The FDA has placed a full clinical hold on a phase 1 dose escalation trial (NCT04891757) investigating the BRG1/BRM inhibitor FHD-286 in patients with relapsed/refractory acute myeloid leukemia (AML) or myelodysplastic syndrome (MDS), according to an announcement from Foghorn Therapeutics.1
The move comes after the observation of additional suspected cases of fatal differentiation syndrome believed to be associated with FHD-286. Differentiation syndrome is linked to AML/MDS therapeutics that induce differentiation, an effect that is believed to be on-target for the proposed mechanism of action for FHD-286.

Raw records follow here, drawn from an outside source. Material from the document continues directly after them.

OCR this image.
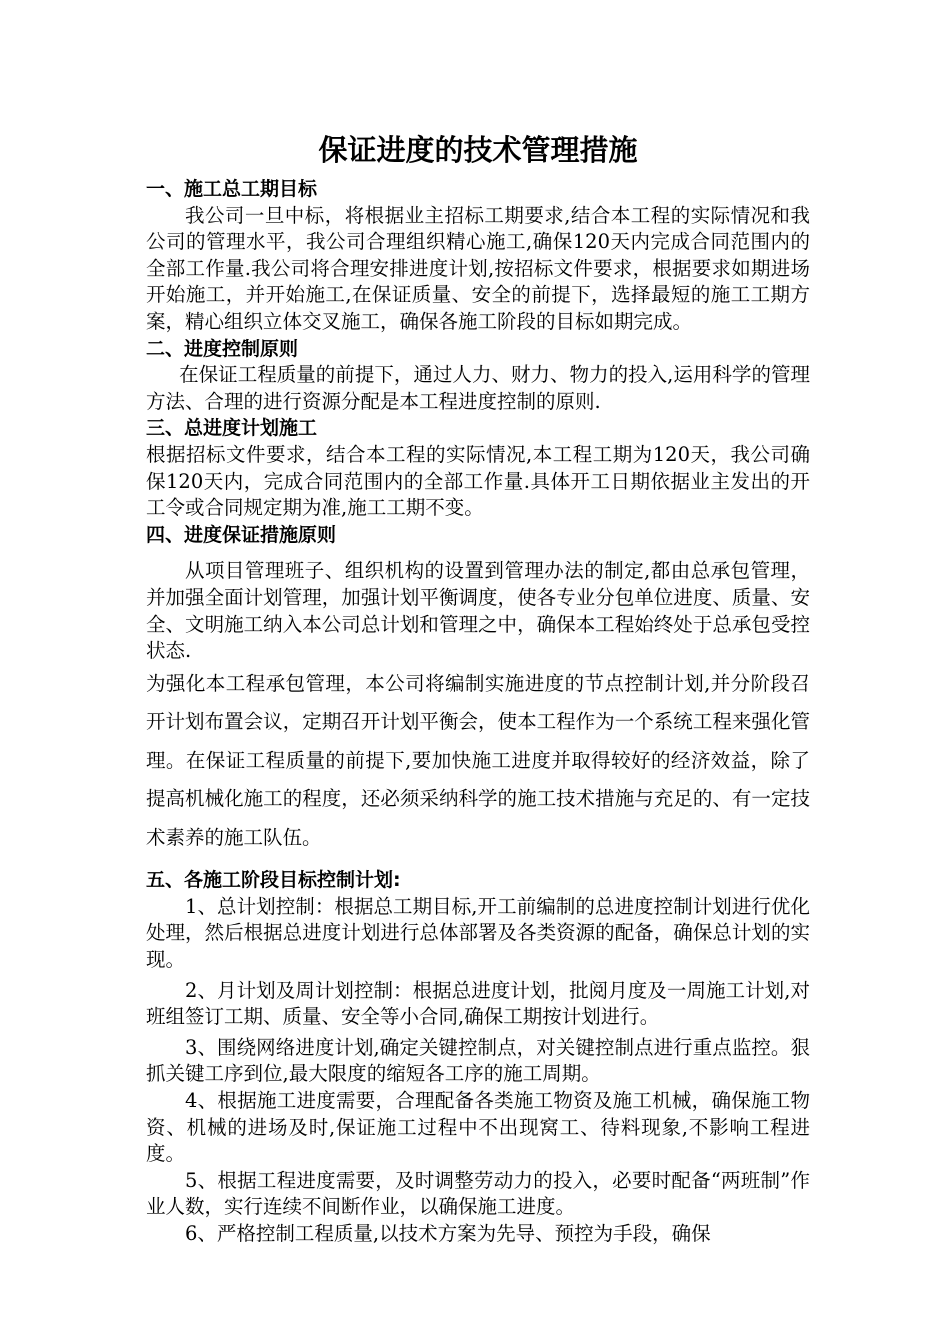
保证进度的技术管理措施

一、施工总工期目标

我公司一旦中标，将根据业主招标工期要求,结合本工程的实际情况和我公司的管理水平，我公司合理组织精心施工,确保120天内完成合同范围内的全部工作量.我公司将合理安排进度计划,按招标文件要求，根据要求如期进场开始施工，并开始施工,在保证质量、安全的前提下，选择最短的施工工期方案，精心组织立体交叉施工，确保各施工阶段的目标如期完成。

二、进度控制原则

在保证工程质量的前提下，通过人力、财力、物力的投入,运用科学的管理方法、合理的进行资源分配是本工程进度控制的原则.

三、总进度计划施工

根据招标文件要求，结合本工程的实际情况,本工程工期为120天，我公司确保120天内，完成合同范围内的全部工作量.具体开工日期依据业主发出的开工令或合同规定期为准,施工工期不变。

四、进度保证措施原则

从项目管理班子、组织机构的设置到管理办法的制定,都由总承包管理，并加强全面计划管理，加强计划平衡调度，使各专业分包单位进度、质量、安全、文明施工纳入本公司总计划和管理之中，确保本工程始终处于总承包受控状态.

为强化本工程承包管理，本公司将编制实施进度的节点控制计划,并分阶段召开计划布置会议，定期召开计划平衡会，使本工程作为一个系统工程来强化管理。在保证工程质量的前提下,要加快施工进度并取得较好的经济效益，除了提高机械化施工的程度，还必须采纳科学的施工技术措施与充足的、有一定技术素养的施工队伍。

五、各施工阶段目标控制计划:

1、总计划控制：根据总工期目标,开工前编制的总进度控制计划进行优化处理，然后根据总进度计划进行总体部署及各类资源的配备，确保总计划的实现。

2、月计划及周计划控制：根据总进度计划，批阅月度及一周施工计划,对班组签订工期、质量、安全等小合同,确保工期按计划进行。

3、围绕网络进度计划,确定关键控制点，对关键控制点进行重点监控。狠抓关键工序到位,最大限度的缩短各工序的施工周期。

4、根据施工进度需要，合理配备各类施工物资及施工机械，确保施工物资、机械的进场及时,保证施工过程中不出现窝工、待料现象,不影响工程进度。

5、根据工程进度需要，及时调整劳动力的投入，必要时配备“两班制”作业人数，实行连续不间断作业，以确保施工进度。

6、严格控制工程质量,以技术方案为先导、预控为手段，确保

The observations about additional suspected cases of differentiation syndrome were submitted in a response to the FDA after the regulatory agency placed a partial clinical hold on the trial in May 2022 due to the report of a death potentially due to differentiation syndrome.2
The agency will conduct further analyses before the full clinical hold may be lifted. Notably, a phase 1 dose escalation trial (NCT04879017) evaluating FHD-286 in patients with metastatic uveal melanoma continues to enroll per protocol.
“We are committed to patient safety and will work with the FDA to address the agency’s questions and provide further analyses to resolve the clinical hold as soon as possible,” Adrian Gottschalk, chief executive officer of Foghorn Therapeutics, stated in a press release.
FHD-286 is a highly potent, selective, allosteric, and orally available, small-molecule, enzymatic inhibitor of BRG1 and BRM. Preclinical studies demonstrated that FHD-286 elicited antitumor activity across a broad range of malignancies, including both hematologic and solid tumors.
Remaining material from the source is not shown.